Clouds and Storms
Amber Lee Williams
Dennis Tourbin Members Gallery
On display from 15 July-29 July
Closing Reception Sat 29 July 4pm-8pm
Clouds have been described as ‘airy nothings’, but really they are more like watery somethings, bodies of water in the sky. There’s also water in our bodies down here on earth. Sometimes it leaks from our eyes when we are sad. What’s that saying, something about how we all look up at the same sky? Another saying, dust to dust, but maybe it’s really water to water.
This work is about my relationship with my mother, and how that connection is mediated through objects, specifically objects she left behind after she died. One of those objects is a book. I am attached to this object because it is one of the few possessions I have of my mother’s. So this work is about clouds, and my mother, and grief, and time, and memory, which is really to say it’s about temporary states of being, about being here one moment, and then gone the next. I turned to this book as a source because of a Polaroid I took of some clouds at the end of the day in the summer of 2020. The image reminded me of my mother’s pocket guide book called Clouds and Storms, and as I flipped through its pages I thought about how ‘weathering a storm’ is a phrase used to describe getting through hard times. My mother was an artist and she died by suicide in 2011. Many of her watercolour paintings were landscapes and she used this book as a reference for the skies in her paintings. I have a few of these paintings and some of them are left unfinished.

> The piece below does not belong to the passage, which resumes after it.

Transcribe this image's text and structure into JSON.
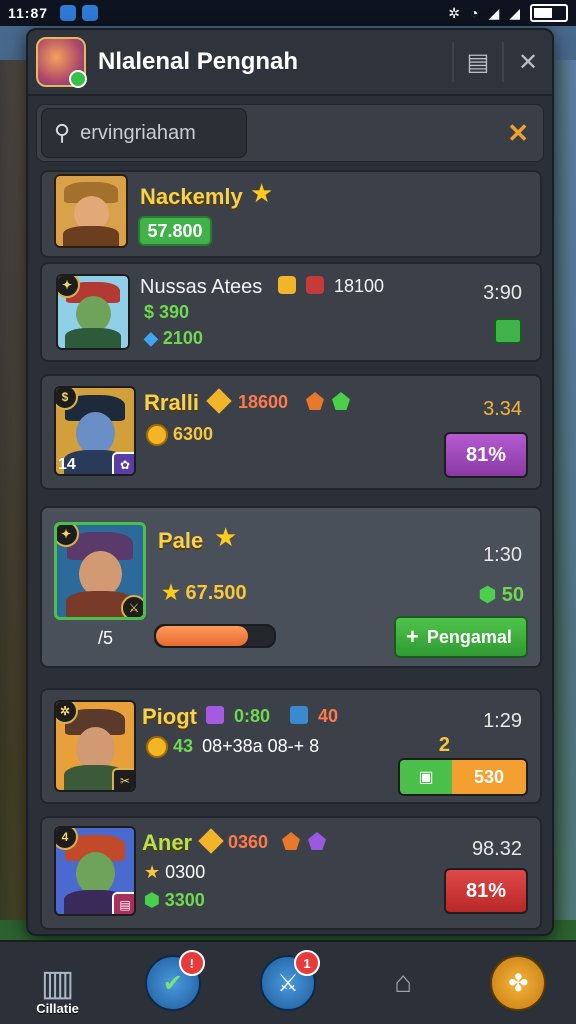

This series of Polaroid emulsion lifts shares the same name as my mother’s book. Both suspend and disrupt time: the cloud’s time, my mother’s time, and my time all becoming one. They converge into a single moment. There is process of distortion and concealment within my manipulations of the medium, which alludes to what is lost in time. I do not know who took the original photos, or any details about the days the clouds were photographed. Did the weather turn darker, or was the sky clear moments later? The images, however, remind me that weather is part of our daily lives—something that we all experience even though we can’t control it. And this element of unpredictability in the weather is echoed within the emulsion lift process, an alchemy that is akin to grief—how sorrow quickly moves to joy, and then back to grief (all within a few heart beats).
ABOUT AMBER LEE WILLIAMS
Amber Lee Williams is an interdisciplinary artist living and working in St. Catharines, Ontario. She has a BA in Visual Arts from Brock University (2020), and an MFA from the University of Waterloo (2022). Family is at the center of her practice. Her research resides in and around the home: observing and photographing the daily lives of her children, as well as drawing inspiration from the possessions and photographs left behind by deceased loved ones. Bringing the past into the present, navigating the inevitable shifting of relationships, and thinking about how everyday objects can serve as prompts to remembering are important methodologies in her work. Amber not only explores the way in which we are remembered, but also all that is lost.